If we have no way of picking out human minds from the space of all possible minds, then we don’t really know what we’re optimizing for. We can’t rule out the possibility that a human mind will come into existence that will not be (perfectly) happy with the way things turn out.* This may well be an inherent problem in CEV. If FAI will prevent such humans from coming into existence, then it has in effect enforced its own definition of a human on humanity.
But let’s try to salvage it. What if you were to use existing humans as a training set for an AI to determine what a human is and is not (assuming you can indeed carve reality/mind-space at the joints, which I am unsure about). Then you can use this definition to pick out the possible human minds from mind-space and calculate their coherent extrapolated volition.
This would be resistant to identity-space stuffing like what you describe, but not resistant to systematic wiping out of certain genes/portions of identity-space before CEV-application.

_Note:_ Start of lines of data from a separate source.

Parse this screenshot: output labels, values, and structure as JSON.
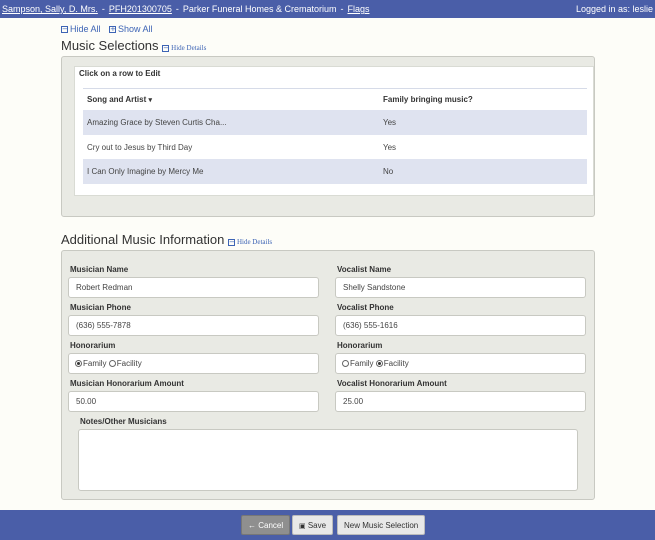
{
  "header": {
    "client_name": "Sampson, Sally, D. Mrs.",
    "case_id": "PFH201300705",
    "company": "Parker Funeral Homes & Crematorium",
    "flags_link": "Flags",
    "separator": "-",
    "logged_in": "Logged in as: leslie"
  },
  "toggles": {
    "hide_all": "Hide All",
    "show_all": "Show All"
  },
  "music_selections": {
    "title": "Music Selections",
    "hide_details": "Hide Details",
    "hint": "Click on a row to Edit",
    "col_song": "Song and Artist",
    "col_family": "Family bringing music?",
    "rows": [
      {
        "song": "Amazing Grace by Steven Curtis Cha...",
        "family": "Yes"
      },
      {
        "song": "Cry out to Jesus by Third Day",
        "family": "Yes"
      },
      {
        "song": "I Can Only Imagine by Mercy Me",
        "family": "No"
      }
    ]
  },
  "additional": {
    "title": "Additional Music Information",
    "hide_details": "Hide Details",
    "musician_name_label": "Musician Name",
    "musician_name": "Robert Redman",
    "vocalist_name_label": "Vocalist Name",
    "vocalist_name": "Shelly Sandstone",
    "musician_phone_label": "Musician Phone",
    "musician_phone": "(636) 555-7878",
    "vocalist_phone_label": "Vocalist Phone",
    "vocalist_phone": "(636) 555-1616",
    "honorarium_label": "Honorarium",
    "option_family": "Family",
    "option_facility": "Facility",
    "musician_honorarium_selected": "Family",
    "vocalist_honorarium_selected": "Facility",
    "musician_amount_label": "Musician Honorarium Amount",
    "musician_amount": "50.00",
    "vocalist_amount_label": "Vocalist Honorarium Amount",
    "vocalist_amount": "25.00",
    "notes_label": "Notes/Other Musicians",
    "notes": ""
  },
  "footer": {
    "cancel": "Cancel",
    "save": "Save",
    "new_selection": "New Music Selection"
  }
}
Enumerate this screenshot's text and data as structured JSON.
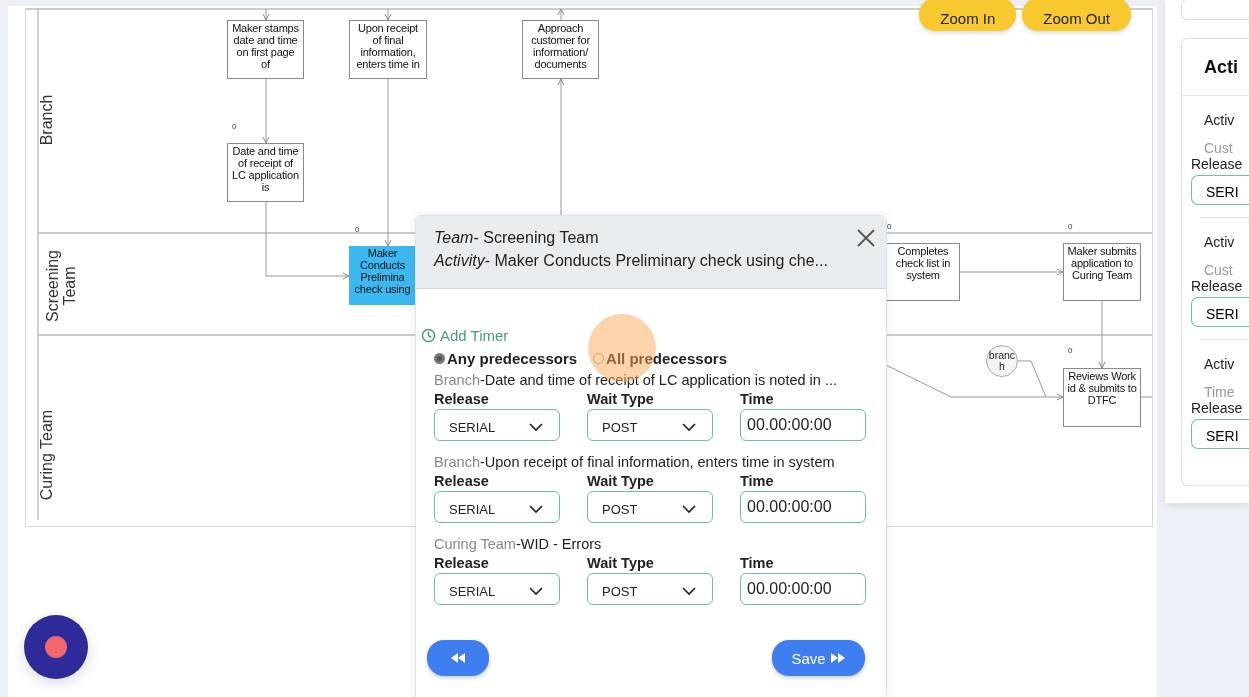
{
  "diagram": {
    "lanes": [
      {
        "name": "Branch"
      },
      {
        "name": "Screening Team"
      },
      {
        "name": "Curing Team"
      }
    ],
    "nodes": [
      {
        "text": "Maker stamps date and time on first page of",
        "selected": false
      },
      {
        "text": "Upon receipt of final information, enters time in",
        "selected": false
      },
      {
        "text": "Approach customer for information/ documents",
        "selected": false
      },
      {
        "text": "Date and time of receipt of LC application is",
        "selected": false
      },
      {
        "text": "Maker Conducts Prelimina check using",
        "selected": true
      },
      {
        "text": "Completes check list in system",
        "selected": false
      },
      {
        "text": "Maker submits application to Curing Team",
        "selected": false
      },
      {
        "text": "Reviews Work id & submits to DTFC",
        "selected": false
      }
    ],
    "gateway": "branch",
    "counts": [
      "0",
      "0",
      "0",
      "0",
      "0"
    ]
  },
  "zoom_buttons": [
    "Zoom In",
    "Zoom Out"
  ],
  "dialog": {
    "header_lines": [
      "*Team*- Screening Team",
      "*Activity*- Maker Conducts Preliminary check using che..."
    ],
    "add_timer": "Add Timer",
    "modes": [
      {
        "label": "Any predecessors",
        "selected": true
      },
      {
        "label": "All predecessors",
        "selected": false
      }
    ],
    "predecessors": [
      {
        "team": "Branch",
        "activity": "-Date and time of receipt of LC application is noted in ...",
        "fields": [
          {
            "kind": "select",
            "label": "Release",
            "value": "SERIAL"
          },
          {
            "kind": "select",
            "label": "Wait Type",
            "value": "POST"
          },
          {
            "kind": "input",
            "label": "Time",
            "value": "00.00:00:00"
          }
        ]
      },
      {
        "team": "Branch",
        "activity": "-Upon receipt of final information, enters time in system",
        "fields": [
          {
            "kind": "select",
            "label": "Release",
            "value": "SERIAL"
          },
          {
            "kind": "select",
            "label": "Wait Type",
            "value": "POST"
          },
          {
            "kind": "input",
            "label": "Time",
            "value": "00.00:00:00"
          }
        ]
      },
      {
        "team": "Curing Team",
        "activity": "-WID - Errors",
        "fields": [
          {
            "kind": "select",
            "label": "Release",
            "value": "SERIAL"
          },
          {
            "kind": "select",
            "label": "Wait Type",
            "value": "POST"
          },
          {
            "kind": "input",
            "label": "Time",
            "value": "00.00:00:00"
          }
        ]
      }
    ],
    "buttons": [
      {
        "kind": "back"
      },
      {
        "kind": "save",
        "label": "Save"
      }
    ]
  },
  "side_panel": {
    "title": "Acti",
    "groups": [
      {
        "heading": "Activ",
        "subtitle": "Cust",
        "label": "Release",
        "value": "SERI"
      },
      {
        "heading": "Activ",
        "subtitle": "Cust",
        "label": "Release",
        "value": "SERI"
      },
      {
        "heading": "Activ",
        "subtitle": "Time",
        "label": "Release",
        "value": "SERI"
      }
    ]
  }
}
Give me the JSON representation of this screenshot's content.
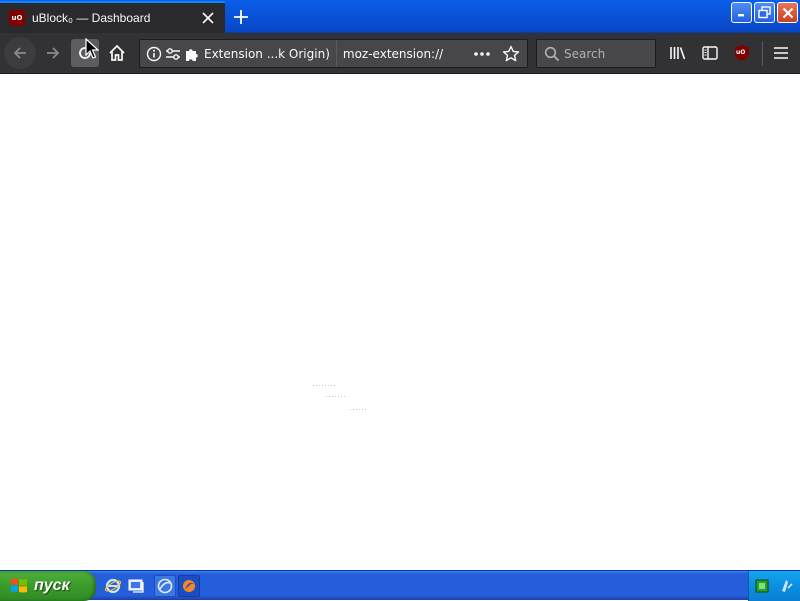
{
  "window": {
    "tab_title": "uBlock₀ — Dashboard",
    "favicon_text": "uO"
  },
  "navbar": {
    "identity_label": "Extension ...k Origin)",
    "url_value": "moz-extension://",
    "search_placeholder": "Search",
    "ublock_badge": "uO"
  },
  "taskbar": {
    "start_label": "пуск"
  },
  "colors": {
    "toolbar": "#323234",
    "tab_active": "#2a2a2e",
    "xp_blue": "#245edb",
    "start_green": "#3a9a2b",
    "ublock_red": "#800000"
  }
}
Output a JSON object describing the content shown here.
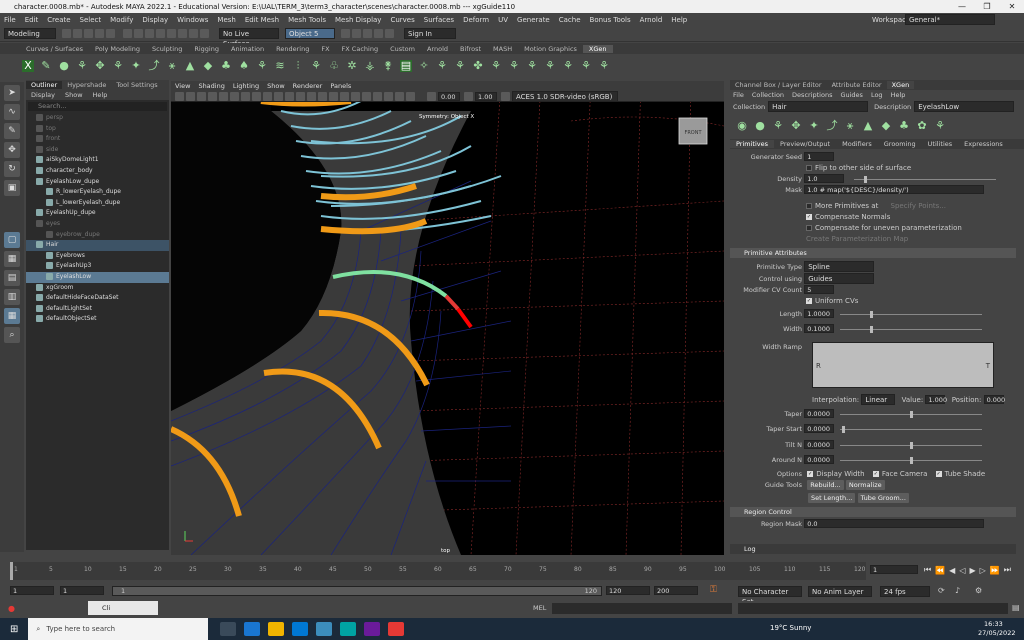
{
  "window": {
    "title": "character.0008.mb* - Autodesk MAYA 2022.1 - Educational Version: E:\\UAL\\TERM_3\\term3_character\\scenes\\character.0008.mb  ---  xgGuide110",
    "min": "—",
    "max": "❐",
    "close": "✕"
  },
  "menubar": [
    "File",
    "Edit",
    "Create",
    "Select",
    "Modify",
    "Display",
    "Windows",
    "Mesh",
    "Edit Mesh",
    "Mesh Tools",
    "Mesh Display",
    "Curves",
    "Surfaces",
    "Deform",
    "UV",
    "Generate",
    "Cache",
    "Bonus Tools",
    "Arnold",
    "Help"
  ],
  "workspace": {
    "label": "Workspace:",
    "value": "General*"
  },
  "statusline": {
    "mode": "Modeling",
    "live": "No Live Surface",
    "object": "Object 5",
    "signin": "Sign In"
  },
  "shelf_tabs": [
    "Curves / Surfaces",
    "Poly Modeling",
    "Sculpting",
    "Rigging",
    "Animation",
    "Rendering",
    "FX",
    "FX Caching",
    "Custom",
    "Arnold",
    "Bifrost",
    "MASH",
    "Motion Graphics",
    "XGen"
  ],
  "shelf_active": "XGen",
  "outliner": {
    "tabs": [
      "Outliner",
      "Hypershade",
      "Tool Settings"
    ],
    "menu": [
      "Display",
      "Show",
      "Help"
    ],
    "search_placeholder": "Search...",
    "rows": [
      {
        "label": "persp",
        "style": "dim",
        "indent": 1
      },
      {
        "label": "top",
        "style": "dim",
        "indent": 1
      },
      {
        "label": "front",
        "style": "dim",
        "indent": 1
      },
      {
        "label": "side",
        "style": "dim",
        "indent": 1
      },
      {
        "label": "aiSkyDomeLight1",
        "style": "",
        "indent": 1
      },
      {
        "label": "character_body",
        "style": "",
        "indent": 1
      },
      {
        "label": "EyelashLow_dupe",
        "style": "",
        "indent": 1
      },
      {
        "label": "R_lowerEyelash_dupe",
        "style": "",
        "indent": 2
      },
      {
        "label": "L_lowerEyelash_dupe",
        "style": "",
        "indent": 2
      },
      {
        "label": "EyelashUp_dupe",
        "style": "",
        "indent": 1
      },
      {
        "label": "eyes",
        "style": "dim",
        "indent": 1
      },
      {
        "label": "eyebrow_dupe",
        "style": "dim",
        "indent": 2
      },
      {
        "label": "Hair",
        "style": "sel2",
        "indent": 1
      },
      {
        "label": "Eyebrows",
        "style": "",
        "indent": 2
      },
      {
        "label": "EyelashUp3",
        "style": "",
        "indent": 2
      },
      {
        "label": "EyelashLow",
        "style": "sel",
        "indent": 2
      },
      {
        "label": "xgGroom",
        "style": "",
        "indent": 1
      },
      {
        "label": "defaultHideFaceDataSet",
        "style": "",
        "indent": 1
      },
      {
        "label": "defaultLightSet",
        "style": "",
        "indent": 1
      },
      {
        "label": "defaultObjectSet",
        "style": "",
        "indent": 1
      }
    ]
  },
  "viewport": {
    "menu": [
      "View",
      "Shading",
      "Lighting",
      "Show",
      "Renderer",
      "Panels"
    ],
    "symmetry": "Symmetry: Object X",
    "camera": "top",
    "cube": "FRONT",
    "val1": "0.00",
    "val2": "1.00",
    "colorspace": "ACES 1.0 SDR-video (sRGB)"
  },
  "right": {
    "tabs": [
      "Channel Box / Layer Editor",
      "Attribute Editor",
      "XGen"
    ],
    "active_tab": "XGen",
    "menu": [
      "File",
      "Collection",
      "Descriptions",
      "Guides",
      "Log",
      "Help"
    ],
    "collection_label": "Collection",
    "collection": "Hair",
    "description_label": "Description",
    "description": "EyelashLow",
    "subtabs": [
      "Primitives",
      "Preview/Output",
      "Modifiers",
      "Grooming",
      "Utilities",
      "Expressions"
    ],
    "generator_seed_label": "Generator Seed",
    "generator_seed": "1",
    "flip_label": "Flip to other side of surface",
    "density_label": "Density",
    "density": "1.0",
    "mask_label": "Mask",
    "mask": "1.0 # map('${DESC}/density/')",
    "more_primitives": "More Primitives at",
    "specify_points": "Specify Points...",
    "compensate_normals": "Compensate Normals",
    "compensate_uneven": "Compensate for uneven parameterization",
    "create_param_map": "Create Parameterization Map",
    "primitive_attributes": "Primitive Attributes",
    "primitive_type_label": "Primitive Type",
    "primitive_type": "Spline",
    "control_using_label": "Control using",
    "control_using": "Guides",
    "modifier_cv_label": "Modifier CV Count",
    "modifier_cv": "5",
    "uniform_cvs": "Uniform CVs",
    "length_label": "Length",
    "length": "1.0000",
    "width_label": "Width",
    "width": "0.1000",
    "width_ramp_label": "Width Ramp",
    "ramp_r": "R",
    "ramp_t": "T",
    "interp_label": "Interpolation:",
    "interp": "Linear",
    "value_label": "Value:",
    "value": "1.000",
    "position_label": "Position:",
    "position": "0.000",
    "taper_label": "Taper",
    "taper": "0.0000",
    "taper_start_label": "Taper Start",
    "taper_start": "0.0000",
    "tilt_label": "Tilt N",
    "tilt": "0.0000",
    "around_label": "Around N",
    "around": "0.0000",
    "options_label": "Options",
    "display_width": "Display Width",
    "face_camera": "Face Camera",
    "tube_shade": "Tube Shade",
    "guide_tools_label": "Guide Tools",
    "rebuild": "Rebuild...",
    "normalize": "Normalize",
    "set_length": "Set Length...",
    "tube_groom": "Tube Groom...",
    "region_control": "Region Control",
    "region_mask_label": "Region Mask",
    "region_mask": "0.0",
    "log": "Log"
  },
  "timeline": {
    "ticks": [
      "1",
      "5",
      "10",
      "15",
      "20",
      "25",
      "30",
      "35",
      "40",
      "45",
      "50",
      "55",
      "60",
      "65",
      "70",
      "75",
      "80",
      "85",
      "90",
      "95",
      "100",
      "105",
      "110",
      "115",
      "120"
    ],
    "current": "1"
  },
  "range": {
    "start": "1",
    "start2": "1",
    "slider_label": "120",
    "end": "120",
    "end2": "200",
    "character": "No Character Set",
    "anim_layer": "No Anim Layer",
    "fps": "24 fps"
  },
  "cmdline": {
    "mel": "MEL",
    "window": "Cli"
  },
  "taskbar": {
    "search": "Type here to search",
    "weather": "19°C  Sunny",
    "time": "16:33",
    "date": "27/05/2022"
  }
}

But the wiping out of genes and introduction of new ones is the very definition of evolution. We then would need to differentiate between intentional wiping out of genes by certain humans from natural wiping out of genes by reality/evolution, a rabbit-hole I can’t see the way out of, possibly a category error. If we can’t do that, we have to accept the gene-pool at the time of CEV-activation as the verdict of evolution about what a human is, which leaves a window open to gaming by genocide.
Perhaps taking as a starting poing the time of introduction of the idea of CEV as a means of preventing the possibility of manipulation would work, or perhaps trying to infer if there was any intentional gaming of CEV would also work. Actually this would deal with both genocide and stuffing without any additional steps. But this is assuming rewinding time and global knowledge of all human thoughts and memories as capabilities. Great fun :)
*coming to think of it, what guarantees that the result of CEV will not be something that some of us simply do not want? If such clusters exist, will the FAI create separate worlds for each one?
EDIT: Do you think there would be a noticeable difference between 1900AD!CEV and 2000AD!CEV?
Who ever said that CEV is about taking the average utility of all existing humans? The method of aggregating personal utilities should be determined by the extrapolation, on the basis of human cognitive architecture, and not by programmer fiat.
So how about taking all humans that do exist, determining the boundary humans, and using the entire section of identity-space delineated by them? That is still vulnerable to Dr. Evil killing everyone, but not to the trillion near-copy strategy. No?